While few consumers may have heard of ARM, smartphones probably wouldn’t exist without it. The Cambridge-based company designs microchips and then licenses out the designs to companies like Apple, Samsung, and Qualcomm, which then modify them and place them into computing devices. ARM’s sales have surged amidst the global smartphone boom—last year more than 15 billion chips shipped containing the company’s designs.

Since SoftBank is a telecom, investment, and holding company, it’s not clear how it can help ARM make money beyond providing cash.
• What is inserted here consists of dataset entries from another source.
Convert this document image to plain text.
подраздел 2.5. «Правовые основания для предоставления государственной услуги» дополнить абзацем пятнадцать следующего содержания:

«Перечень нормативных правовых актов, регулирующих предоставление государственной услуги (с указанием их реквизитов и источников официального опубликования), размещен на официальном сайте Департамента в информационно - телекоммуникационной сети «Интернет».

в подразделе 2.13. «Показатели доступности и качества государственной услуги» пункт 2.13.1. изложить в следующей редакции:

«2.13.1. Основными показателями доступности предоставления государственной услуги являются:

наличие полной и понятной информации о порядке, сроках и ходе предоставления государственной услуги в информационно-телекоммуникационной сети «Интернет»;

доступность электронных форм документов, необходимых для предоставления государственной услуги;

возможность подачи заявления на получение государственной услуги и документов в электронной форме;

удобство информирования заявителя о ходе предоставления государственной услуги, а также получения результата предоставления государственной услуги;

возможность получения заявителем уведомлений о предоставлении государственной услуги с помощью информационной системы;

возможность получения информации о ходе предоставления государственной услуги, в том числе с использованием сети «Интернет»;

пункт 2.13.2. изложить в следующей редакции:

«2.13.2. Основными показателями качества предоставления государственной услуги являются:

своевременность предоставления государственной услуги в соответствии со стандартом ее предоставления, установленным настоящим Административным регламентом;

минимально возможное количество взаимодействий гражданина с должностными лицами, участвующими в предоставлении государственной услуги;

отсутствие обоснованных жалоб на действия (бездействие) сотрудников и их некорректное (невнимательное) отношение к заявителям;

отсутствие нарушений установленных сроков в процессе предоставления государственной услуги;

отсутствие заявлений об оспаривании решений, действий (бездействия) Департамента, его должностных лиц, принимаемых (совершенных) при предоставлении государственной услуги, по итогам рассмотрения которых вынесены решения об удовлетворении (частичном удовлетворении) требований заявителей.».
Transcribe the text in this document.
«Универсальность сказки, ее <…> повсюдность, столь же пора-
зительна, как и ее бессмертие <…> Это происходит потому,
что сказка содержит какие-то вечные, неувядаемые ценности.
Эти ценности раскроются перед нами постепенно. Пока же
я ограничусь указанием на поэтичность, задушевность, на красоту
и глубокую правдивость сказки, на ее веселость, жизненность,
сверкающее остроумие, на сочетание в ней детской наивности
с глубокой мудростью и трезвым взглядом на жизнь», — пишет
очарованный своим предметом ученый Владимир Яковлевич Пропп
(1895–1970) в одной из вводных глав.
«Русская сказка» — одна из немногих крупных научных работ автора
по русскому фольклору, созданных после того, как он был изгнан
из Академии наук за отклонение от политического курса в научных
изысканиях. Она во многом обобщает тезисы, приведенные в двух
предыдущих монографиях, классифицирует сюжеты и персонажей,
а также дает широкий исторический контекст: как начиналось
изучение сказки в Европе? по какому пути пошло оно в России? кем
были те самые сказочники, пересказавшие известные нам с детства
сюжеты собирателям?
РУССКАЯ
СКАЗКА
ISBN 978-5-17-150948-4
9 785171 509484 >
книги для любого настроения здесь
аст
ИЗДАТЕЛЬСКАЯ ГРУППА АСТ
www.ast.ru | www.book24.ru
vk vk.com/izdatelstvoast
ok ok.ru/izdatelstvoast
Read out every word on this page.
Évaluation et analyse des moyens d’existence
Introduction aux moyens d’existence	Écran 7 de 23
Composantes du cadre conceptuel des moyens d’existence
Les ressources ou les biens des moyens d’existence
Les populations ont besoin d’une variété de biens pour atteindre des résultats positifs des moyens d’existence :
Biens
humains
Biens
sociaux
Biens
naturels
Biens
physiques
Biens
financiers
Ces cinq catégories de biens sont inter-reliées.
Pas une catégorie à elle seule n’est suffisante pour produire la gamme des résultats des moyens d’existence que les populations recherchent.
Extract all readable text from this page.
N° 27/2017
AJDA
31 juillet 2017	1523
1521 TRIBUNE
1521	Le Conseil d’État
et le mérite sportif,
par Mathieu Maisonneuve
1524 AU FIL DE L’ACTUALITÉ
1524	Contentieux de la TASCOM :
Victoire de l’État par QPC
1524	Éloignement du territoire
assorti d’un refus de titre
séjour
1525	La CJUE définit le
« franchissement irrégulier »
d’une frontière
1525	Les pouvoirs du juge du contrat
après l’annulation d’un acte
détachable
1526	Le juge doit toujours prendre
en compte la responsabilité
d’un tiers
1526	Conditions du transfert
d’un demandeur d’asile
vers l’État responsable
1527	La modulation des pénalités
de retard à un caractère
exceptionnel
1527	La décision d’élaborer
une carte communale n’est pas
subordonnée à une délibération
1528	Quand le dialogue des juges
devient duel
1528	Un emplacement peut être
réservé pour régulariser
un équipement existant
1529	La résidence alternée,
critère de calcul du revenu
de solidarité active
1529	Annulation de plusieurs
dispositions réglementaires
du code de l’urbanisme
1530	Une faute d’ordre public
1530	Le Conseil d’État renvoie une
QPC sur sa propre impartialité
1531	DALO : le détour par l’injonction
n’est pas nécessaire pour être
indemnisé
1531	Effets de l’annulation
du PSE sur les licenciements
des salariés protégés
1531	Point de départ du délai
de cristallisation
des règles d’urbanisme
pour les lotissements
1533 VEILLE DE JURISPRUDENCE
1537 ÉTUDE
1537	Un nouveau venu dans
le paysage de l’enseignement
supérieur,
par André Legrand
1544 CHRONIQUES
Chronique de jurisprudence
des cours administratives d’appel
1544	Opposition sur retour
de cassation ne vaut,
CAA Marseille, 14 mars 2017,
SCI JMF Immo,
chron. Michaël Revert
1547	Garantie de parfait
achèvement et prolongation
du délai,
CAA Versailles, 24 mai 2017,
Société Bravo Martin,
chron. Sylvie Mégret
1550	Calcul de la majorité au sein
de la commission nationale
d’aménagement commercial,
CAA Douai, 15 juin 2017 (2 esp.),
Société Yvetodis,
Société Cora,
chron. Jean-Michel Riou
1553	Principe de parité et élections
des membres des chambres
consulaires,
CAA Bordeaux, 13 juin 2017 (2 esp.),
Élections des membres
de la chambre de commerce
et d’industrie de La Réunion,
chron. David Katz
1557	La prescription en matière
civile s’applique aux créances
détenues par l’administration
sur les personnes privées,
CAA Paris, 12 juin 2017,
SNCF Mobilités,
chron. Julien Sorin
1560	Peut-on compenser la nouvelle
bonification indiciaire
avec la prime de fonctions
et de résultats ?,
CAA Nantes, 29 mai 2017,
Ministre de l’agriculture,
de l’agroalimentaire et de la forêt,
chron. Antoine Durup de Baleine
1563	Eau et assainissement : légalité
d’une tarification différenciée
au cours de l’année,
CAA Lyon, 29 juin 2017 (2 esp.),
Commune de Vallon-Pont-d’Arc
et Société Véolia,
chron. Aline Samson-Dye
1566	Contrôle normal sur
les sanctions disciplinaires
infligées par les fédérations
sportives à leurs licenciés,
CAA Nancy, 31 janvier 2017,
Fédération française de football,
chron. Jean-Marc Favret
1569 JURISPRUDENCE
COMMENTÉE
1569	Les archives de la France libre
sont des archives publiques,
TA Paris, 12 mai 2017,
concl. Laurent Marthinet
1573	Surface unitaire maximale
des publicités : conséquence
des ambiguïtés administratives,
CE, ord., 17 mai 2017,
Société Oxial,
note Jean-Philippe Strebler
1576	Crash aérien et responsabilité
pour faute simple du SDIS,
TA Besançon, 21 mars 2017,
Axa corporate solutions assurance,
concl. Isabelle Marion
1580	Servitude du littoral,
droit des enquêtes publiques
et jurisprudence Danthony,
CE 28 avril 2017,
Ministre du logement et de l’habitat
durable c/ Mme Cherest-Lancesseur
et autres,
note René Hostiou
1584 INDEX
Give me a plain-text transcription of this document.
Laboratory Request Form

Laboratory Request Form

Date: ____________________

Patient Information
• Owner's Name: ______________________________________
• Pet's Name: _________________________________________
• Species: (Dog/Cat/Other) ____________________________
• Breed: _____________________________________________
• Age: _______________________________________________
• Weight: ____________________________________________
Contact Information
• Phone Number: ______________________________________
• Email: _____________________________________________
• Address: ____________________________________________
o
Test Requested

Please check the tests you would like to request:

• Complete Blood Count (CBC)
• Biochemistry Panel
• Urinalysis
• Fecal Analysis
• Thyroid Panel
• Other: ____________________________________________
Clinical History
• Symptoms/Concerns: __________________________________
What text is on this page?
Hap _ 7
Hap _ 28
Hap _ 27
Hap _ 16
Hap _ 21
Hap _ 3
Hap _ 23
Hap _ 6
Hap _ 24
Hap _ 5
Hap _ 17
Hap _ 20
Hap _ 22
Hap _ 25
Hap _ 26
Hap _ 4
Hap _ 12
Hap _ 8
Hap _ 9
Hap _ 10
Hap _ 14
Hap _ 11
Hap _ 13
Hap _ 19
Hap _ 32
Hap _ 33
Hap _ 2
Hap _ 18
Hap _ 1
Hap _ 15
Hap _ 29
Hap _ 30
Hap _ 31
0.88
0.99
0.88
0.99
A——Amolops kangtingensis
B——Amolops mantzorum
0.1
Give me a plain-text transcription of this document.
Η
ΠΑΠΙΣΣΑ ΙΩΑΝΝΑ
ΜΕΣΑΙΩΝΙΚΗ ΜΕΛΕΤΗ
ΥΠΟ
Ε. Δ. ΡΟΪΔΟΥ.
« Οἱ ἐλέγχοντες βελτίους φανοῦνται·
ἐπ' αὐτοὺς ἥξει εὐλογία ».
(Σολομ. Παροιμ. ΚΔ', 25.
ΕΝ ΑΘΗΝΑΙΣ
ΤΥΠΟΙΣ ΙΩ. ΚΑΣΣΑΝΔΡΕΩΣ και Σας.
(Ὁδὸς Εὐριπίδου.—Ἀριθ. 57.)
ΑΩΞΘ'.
Ben Evans, an investor at Andreessen Horowitz who follows the industry closely, says it “feels more like investing logic than industrial logic.”

But both companies want to get rich off the next wave of post-smartphone hardware devices—even though it’s not clear what those devices might be. ARM has invested in improving infrastructure for the so-called “internet of things,” a term used to describe how ordinary appliances (refrigerators, watches, toasters) will connect to the internet and communicate with other devices. More internet-enabled hardware means more sales for ARM.

Son is a believer in the internet of things too. “Each individual, on average, will have more than 1,000 devices that are connected to the internet by 2040,” he said at a company conference in 2014. He has also aggressively promoted Pepper, a humanoid cutesy robot that might eventually—if you believe Son’s claims—welcome guests in retail shops and restaurants worldwide.

Instead of, as Arora did, making relatively small bets on internet companies with largely-proven business models—ride-hailing, e-commerce—Son is investing in a sector that has not yet blossomed, but could potentially be huge. If he succeeds, he’ll once again be hailed as a genius investor. If he doesn’t, his strategy may be remembered as no better than the man he booted out.